For these he would have had to write a self help book, without any oppurtunity to describe things as tragic, fearsome, awesome, trembling, etc. You know Nietzsche, I too live in the land of high plateaus and caves, but, at the same time, somehow, and with fearful inexplicability, i live in a little apartment which I cannot organize, and in a body that is not tall enough, and has surplus stores of fat. I also have often feared my sexual and romantic inadequacy. I also have suffered migraines and have asthma. These are problems that do not go away with the comprehension of idolatry, the dawning of psychological genealogies, or getting at the heart of rationalism. Is it left to the future man, the being free of the chains put upon him by the apollonian moralists, to solve the very last of our problems, and has the overcoming of man in the spirit not yet surpassed the utility of cardio vascular exercise and a lesbians tips on oral sex? Whoa onto me.




Hayden White's Excerpt:
In my view, a historiographical style represents a particular combination of modes of emplotment, argument, and idelogical implication. [He then goes to describe that the elements of these categories have exclusive bondings and are imcompatible with other sets Like Romantic Mode of Emplotment implies the Formist mode of argument, and the Anarchist mode of idelogical implementation.

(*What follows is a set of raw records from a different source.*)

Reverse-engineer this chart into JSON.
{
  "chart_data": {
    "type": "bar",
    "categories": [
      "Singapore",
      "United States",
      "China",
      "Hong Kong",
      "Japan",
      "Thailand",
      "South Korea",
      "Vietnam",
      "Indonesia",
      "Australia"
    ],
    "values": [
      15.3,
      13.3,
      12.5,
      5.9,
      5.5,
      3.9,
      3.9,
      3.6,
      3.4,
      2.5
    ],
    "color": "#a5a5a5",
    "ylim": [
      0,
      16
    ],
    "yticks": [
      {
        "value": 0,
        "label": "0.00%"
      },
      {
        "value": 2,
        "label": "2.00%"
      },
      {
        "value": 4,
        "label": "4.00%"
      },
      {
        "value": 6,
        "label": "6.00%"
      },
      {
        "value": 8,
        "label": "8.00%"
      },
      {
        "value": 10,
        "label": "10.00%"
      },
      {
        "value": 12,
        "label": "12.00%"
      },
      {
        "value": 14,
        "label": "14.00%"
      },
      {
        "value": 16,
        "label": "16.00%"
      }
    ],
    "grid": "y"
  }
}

I like this categorical, abstract mode of theorizing, because I too have employed it. But, I think his mode of exclusion leads to an embarassing mode of consequence.

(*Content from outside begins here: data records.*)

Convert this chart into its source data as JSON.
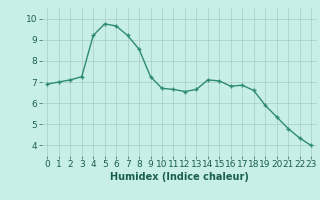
{
  "x": [
    0,
    1,
    2,
    3,
    4,
    5,
    6,
    7,
    8,
    9,
    10,
    11,
    12,
    13,
    14,
    15,
    16,
    17,
    18,
    19,
    20,
    21,
    22,
    23
  ],
  "y": [
    6.9,
    7.0,
    7.1,
    7.25,
    9.2,
    9.75,
    9.65,
    9.2,
    8.55,
    7.25,
    6.7,
    6.65,
    6.55,
    6.65,
    7.1,
    7.05,
    6.8,
    6.85,
    6.6,
    5.9,
    5.35,
    4.8,
    4.35,
    4.0
  ],
  "line_color": "#2e8b74",
  "marker": "+",
  "marker_size": 3,
  "marker_edge_width": 1.0,
  "background_color": "#c8eee8",
  "plot_bg_color": "#c8eee8",
  "grid_color": "#a8ccc6",
  "xlabel": "Humidex (Indice chaleur)",
  "xlabel_fontsize": 7,
  "xlabel_color": "#1a5f50",
  "yticks": [
    4,
    5,
    6,
    7,
    8,
    9,
    10
  ],
  "xticks": [
    0,
    1,
    2,
    3,
    4,
    5,
    6,
    7,
    8,
    9,
    10,
    11,
    12,
    13,
    14,
    15,
    16,
    17,
    18,
    19,
    20,
    21,
    22,
    23
  ],
  "ylim": [
    3.5,
    10.5
  ],
  "xlim": [
    -0.5,
    23.5
  ],
  "tick_fontsize": 6.5,
  "tick_color": "#1a5f50",
  "line_width": 1.0
}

Another thing that is interesting in White's chart is that he associates comic, with organicist, and conservative. The organicist and conservative we can see in conservatives of the edmund burke or hayek variety. As for the comic, we can see it's accuracy when contrasted with what he posits for liberal, that is, contextualist and satirical. The four mode of emplotments are romantic, tragic, comic and satirical.

As a test of this, lets look at shows that are only incidentally historical.

What are the best expamples of satire in America? Real Americans know that they are the daily show, the Colbert Report, the Simpsons, and South Park.

South Park is more Libertarian, but tries to be apolitical. The Daily show and colbert report are liberal, and the Simpsons.

But why no good Conservative satire? I guess its because White's conception of Historical styel holds true for t.v. Did you see the Fox news parody of the Daily show, the half hour news hour or something, it was so sad. It made me feel shame, even though I'm an anarchist.

As for historical style, lets look at some people I'm familiar with: Vidal, Zinn, and Bakunin. Zinn and Bakunin are anarchists. Zinn I can see as Romantic, as White maintains is implied by the Anarchist Mode of Ideological Impication. Bakunin, though, seems more tragic, at least in God and the State. He doesnt spend a lot of time building dreams, and he employs a dialectical or Hegelian style of reasoning. Vidal is a liberal, and, at the same time, a Conservative. But he is rather formist in his Mode of Argument, constantly referencing the inconsistency of American history with it's original principles, but he's also supposed to be socialist. His mode of emplotment, in his historical novels, is comic, if a little satirical.

Well, the more I think about these categories, the more interesting they are to me, as possibilities of actual tendencies of correlation. But as for the general necessary combination of these forms, you will find that many will use whatever mode of emplotment they can to advocate their cause. It's often called branding or marketing today. And it is not outside historical narrative.

I have to say though that, while most contemporary anarchists are overly romantic, they are less likely to be romantic about anarchist history, and there approach is definitely organic. I think we will find that as anarchists develop more stable approaches to history, they will and (and do) find the formist mode of argument less compelling.